Accueil. Cycle de Shaedra, Tome 8: Nuages de glace
— Je ne me souvenais pas de ces collines —commenta Lénissu, l’air soucieux.
— Cette fois, le guide, c’est toi —répliqua Dash, avec un petit rire sarcastique—. Mais ne te tracasse pas, si tu nous conduis au repaire d’un atroshas, je serai clément et je ne te couperai que les doigts de la main, comme le font certains avec les esclaves.
Lénissu arqua un sourcil, il remua ses doigts et fit une moue théâtrale.
— Et l’atroshas ? —demanda-t-il.
— Et que ferais-je à un atroshas, alors qu’aucun de ces pauvres petits dragonneaux ne m’a jamais causé de problèmes ? —répliqua le nain avec un sourire macabre. Je réprimai une moue. Tout le monde n’aurait pas eu l’idée de traiter de “pauvres petits dragonneaux” les dragons de l’espèce la plus dangereuse de toute la Terre Baie.
Nous avions suivi la rivière toute la matinée et nous étions sortis de la forêt pour déboucher sur une terre désolée aux collines pelées. Après une discussion, nous avions décidé de cheminer vers le nord et de passer à l’ouest du Tonnerre. Évidemment, presque tous, comme de valeureux guerriers, avaient opté pour le chemin le plus court… Lénissu avait argumenté que cette voie était plus dangereuse, mais il avait affirmé que, si l’on passait aux bons endroits, nous ne devrions pas avoir de problèmes. Comme c’était le seul qui connaissait un peu la zone, il nous servait de guide. Il était donc peu probable, pour le moment, que Lénissu nous fausse compagnie. Néanmoins, je ne doutais pas qu’il s’en irait bientôt : il ne pouvait pas entrer à Ato en plein jour et attendre que la garde vienne l’arrêter. Mais il ne s’éloignerait sûrement pas beaucoup, puisqu’il devait récupérer la fameuse boîte de tranmur cachée sur le toit de la Pagode Bleue…

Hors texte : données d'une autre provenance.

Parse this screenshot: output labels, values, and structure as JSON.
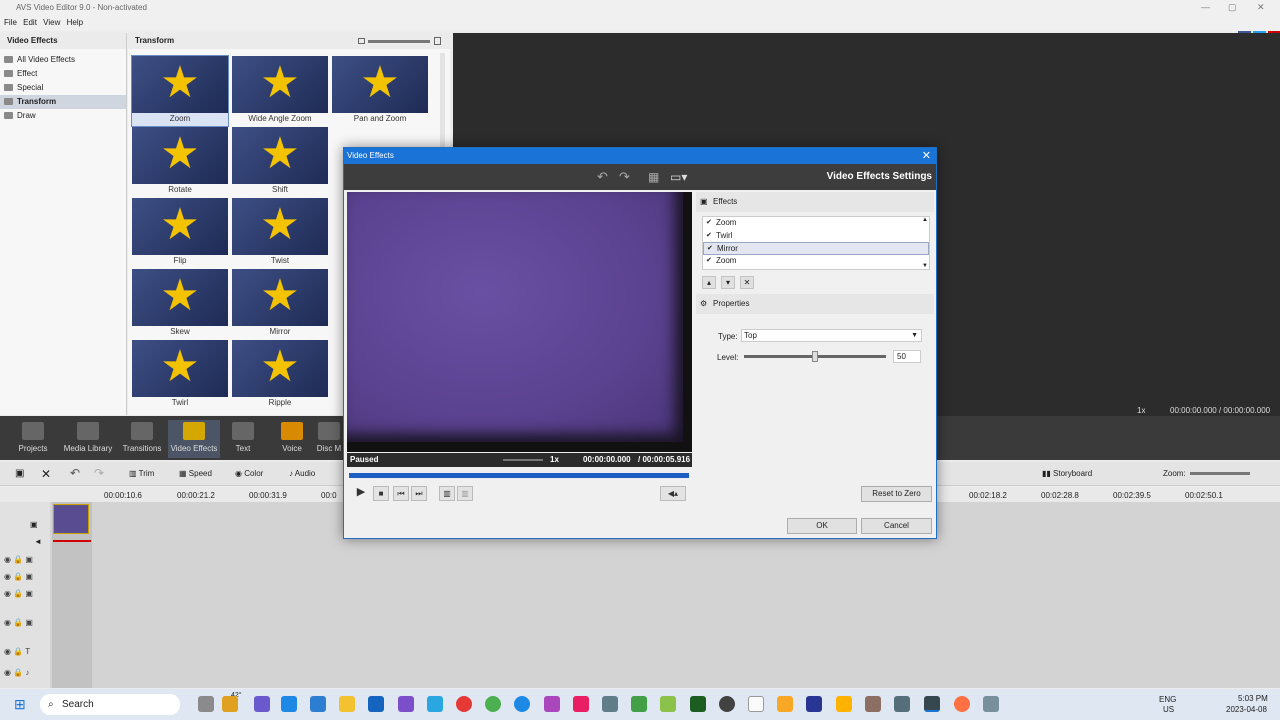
{
  "app": {
    "title": "AVS Video Editor 9.0 - Non-activated",
    "menu": [
      "File",
      "Edit",
      "View",
      "Help"
    ]
  },
  "left_panel": {
    "header": "Video Effects",
    "categories": [
      "All Video Effects",
      "Effect",
      "Special",
      "Transform",
      "Draw"
    ],
    "selected": "Transform"
  },
  "gallery": {
    "header": "Transform",
    "items": [
      "Zoom",
      "Wide Angle Zoom",
      "Pan and Zoom",
      "Rotate",
      "Shift",
      "Flip",
      "Twist",
      "Skew",
      "Mirror",
      "Twirl",
      "Ripple"
    ]
  },
  "main_toolbar": {
    "items": [
      "Projects",
      "Media Library",
      "Transitions",
      "Video Effects",
      "Text",
      "Voice",
      "Disc M"
    ],
    "active": "Video Effects"
  },
  "preview_top": {
    "speed": "1x",
    "time": "00:00:00.000 / 00:00:00.000"
  },
  "edit_bar": {
    "trim": "Trim",
    "speed": "Speed",
    "color": "Color",
    "audio": "Audio",
    "storyboard": "Storyboard",
    "zoom": "Zoom:"
  },
  "ruler": {
    "left_ticks": [
      "00:00:10.6",
      "00:00:21.2",
      "00:00:31.9",
      "00:0"
    ],
    "right_ticks": [
      "00:02:18.2",
      "00:02:28.8",
      "00:02:39.5",
      "00:02:50.1"
    ]
  },
  "dialog": {
    "title": "Video Effects",
    "settings_title": "Video Effects Settings",
    "status": "Paused",
    "speed": "1x",
    "time": "00:00:00.000",
    "duration": "/ 00:00:05.916",
    "effects_header": "Effects",
    "effects": [
      "Zoom",
      "Twirl",
      "Mirror",
      "Zoom"
    ],
    "selected_effect": "Mirror",
    "properties_header": "Properties",
    "type_label": "Type:",
    "type_value": "Top",
    "level_label": "Level:",
    "level_value": "50",
    "level_fraction": 0.5,
    "reset_label": "Reset to Zero",
    "ok_label": "OK",
    "cancel_label": "Cancel"
  },
  "taskbar": {
    "search": "Search",
    "weather": "42°",
    "lang1": "ENG",
    "lang2": "US",
    "time": "5:03 PM",
    "date": "2023-04-08"
  }
}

Le paysage était absolument monotone. Un vent froid soufflait et, bien qu’il ne neige pas encore, le ciel s’était couvert de nuages hivernaux. Nous montions et descendions des collines et encore des collines. Nous croisâmes une bande de nadres de la peur qui s’enfuirent en courant, effrayés. Au bout de deux heures, pourtant, nous aperçûmes un endroit parsemé de ravins et de petits bosquets, qui disparurent dès que nous commençâmes à descendre le coteau où nous nous trouvions. Une fois arrivés en bas, par-dessus les rafales de vent, résonnèrent des rugissements qui nous semblèrent à tous trop familiers.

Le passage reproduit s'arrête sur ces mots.